FWIW, regarding your example of a typical generic_visit, my visitors sometimes do the reverse of your return node.text or visited_children

Oops! That was a typo, and the idiom in your link is similar to the one I mean:

def generic_visit(self, node, visited_children):
    return visited_children or node.text

node.text is almost always truthy, so the generic_visit I wrote in the description wouldn't be very useful.


DXR's regex language dialect

:-) I also wrote a regex parser in my regex-reversing library revex (visitor, grammar). DXR looks really cool; I'll have to try it out!

erikrose commented 7 years ago

NodeVisitor compatibility

I lean toward breaking NodeVisitor compatibility but mitigating it with a well-written upgrade guide. It's high time we got Sphinx working on Parsimonious, and somebody has a branch open that does it. That would be a good place to park it. Also, I've been recommending for some time that people pin the exact version of Parsimonious they're using until we get to 1.0; people who do that shouldn't have a problem. Of course, if one NodeVisitor can subclass the other and therefore the number of extra lines of code from keeping both isn't many, I could be persuaded to go the other way. Maybe we even call the new NodeVisitor "NodeVisitor" and the old one "OldNodeVisitor" and make people just change their imports.

erikrose commented 7 years ago

regex grammars

It's wonderful that we both have written these and that you used yours as an example in this PR. It sure makes it easy to understand where you're coming from. :-)

erikrose commented 7 years ago

Maybe we could split up this work.

I meant banging the new visitor against some existing grammars. But still, if you feel like doing the easy bits first and separately, we can merge those in before we have the ignoring, I think.

erikrose commented 7 years ago

This would substantially increase the memory usage of regex nodes

Good point. I think you're right, and I don't want to do that. It's also good to keep the bytes option open; I keep waffling on whether to support that or not. Python 2 can't die soon enough; then at least we don't have 4 slightly different semantics to contend with.
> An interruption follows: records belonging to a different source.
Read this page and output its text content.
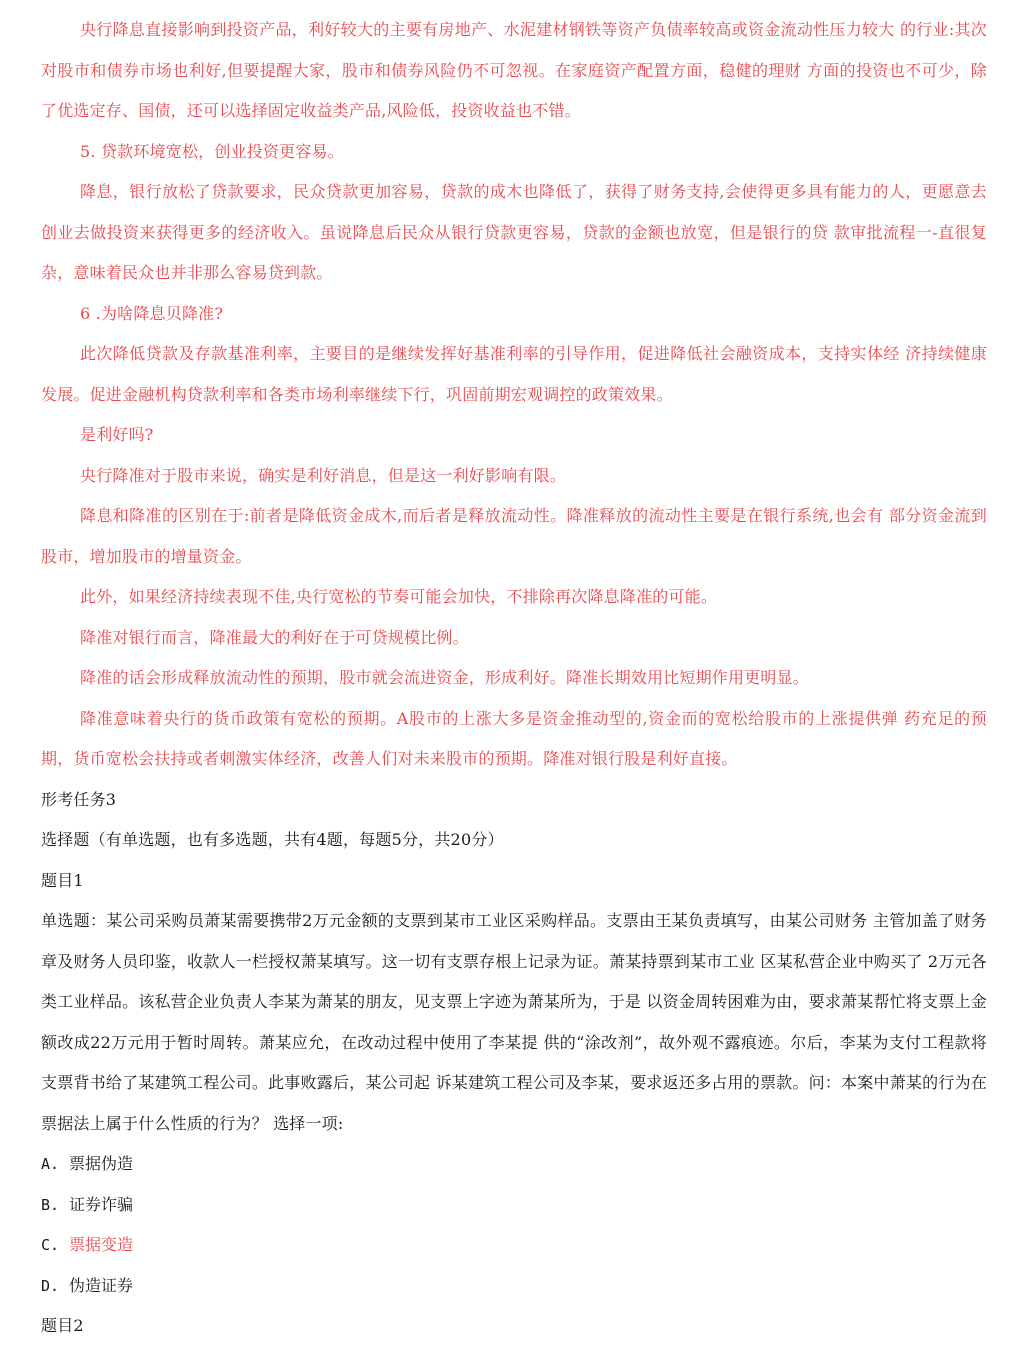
央行降息直接影响到投资产品，利好较大的主要有房地产、水泥建材钢铁等资产负债率较高或资金流动性压力较大 的行业:其次对股市和债券市场也利好,但要提醒大家，股市和债券风险仍不可忽视。在家庭资产配置方面，稳健的理财 方面的投资也不可少，除了优选定存、国债，还可以选择固定收益类产品,风险低，投资收益也不错。

5. 贷款环境宽松，创业投资更容易。

降息，银行放松了贷款要求，民众贷款更加容易，贷款的成木也降低了，获得了财务支持,会使得更多具有能力的人，更愿意去创业去做投资来获得更多的经济收入。虽说降息后民众从银行贷款更容易，贷款的金额也放宽，但是银行的贷 款审批流程一-直很复杂，意味着民众也并非那么容易贷到款。

6 .为啥降息贝降准?

此次降低贷款及存款基准利率，主要目的是继续发挥好基准利率的引导作用，促进降低社会融资成本，支持实体经 济持续健康发展。促进金融机构贷款利率和各类市场利率继续下行，巩固前期宏观调控的政策效果。

是利好吗?

央行降准对于股市来说，确实是利好消息，但是这一利好影响有限。

降息和降准的区别在于:前者是降低资金成木,而后者是释放流动性。降准释放的流动性主要是在银行系统,也会有 部分资金流到股市，增加股市的增量资金。

此外，如果经济持续表现不佳,央行宽松的节奏可能会加快，不排除再次降息降准的可能。

降准对银行而言，降准最大的利好在于可贷规模比例。

降准的话会形成释放流动性的预期，股市就会流进资金，形成利好。降准长期效用比短期作用更明显。

降准意味着央行的货币政策有宽松的预期。A股市的上涨大多是资金推动型的,资金而的宽松给股市的上涨提供弹 药充足的预期，货币宽松会扶持或者刺激实体经济，改善人们对未来股市的预期。降准对银行股是利好直接。

形考任务3

选择题（有单选题，也有多选题，共有4题，每题5分，共20分）

题目1

单选题：某公司采购员萧某需要携带2万元金额的支票到某市工业区采购样品。支票由王某负责填写，由某公司财务 主管加盖了财务章及财务人员印鉴，收款人一栏授权萧某填写。这一切有支票存根上记录为证。萧某持票到某市工业 区某私营企业中购买了 2万元各类工业样品。该私营企业负责人李某为萧某的朋友，见支票上字迹为萧某所为，于是 以资金周转困难为由，要求萧某帮忙将支票上金额改成22万元用于暂时周转。萧某应允，在改动过程中使用了李某提 供的“涂改剂”，故外观不露痕迹。尔后，李某为支付工程款将支票背书给了某建筑工程公司。此事败露后，某公司起 诉某建筑工程公司及李某，要求返还多占用的票款。问：本案中萧某的行为在票据法上属于什么性质的行为？ 选择一项:

A. 票据伪造

B. 证券诈骗

C. 票据变造

D. 伪造证券

题目2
We could probably have our cake and eat it too if we kept emitting RegexNode from expressions.Regex but reached in and yanked the string out of it in the visitor, before passing it to the visitor method. (Someone who wants to play with groupings can override that visitor method to tell it to knock it off.) There are several factorings we could choose if we didn't want to hard-code a special case into the visitor, like having a for_visitor() method on Node and its subclasses. Makes me wish for a multiple-dispatch language so we wouldn't have to pollute a clean class, though. :-) Anyway, if that sounds reasonable, we can think about shapes.

There aren't any situations in which we'd regret having, say, the expr_name unavailable due to receiving text rather than a Node, are there? I haven't thought of any that are unavoidable, but I've only been at it a few minutes.

jonpry commented 5 years ago

It would be nice if OneOf expressions passed some information to the visitor about which rule succeeded. This would be extremely useful in codegen. Perhaps OneOf would create a tuple with an element for every rule. Then (A/B/C) would be parse to (None,B,None) if B matched.

davaya commented 4 years ago

I like the description of Lark as an "upstart" parser -- sometimes you need to get uppity to make progress. In any case, it would be nice if Specifying that nodes should be ignored became part of the codebase.

As for syntax, I don't see a problem with Lark's use of ! to preserve nodes and it's opinionated position that constants (anything known a-priori) are just noise in a parse tree. But that is the perspective of an information modeler, not a grammar maven. Any method of trimming nodes would be better than none.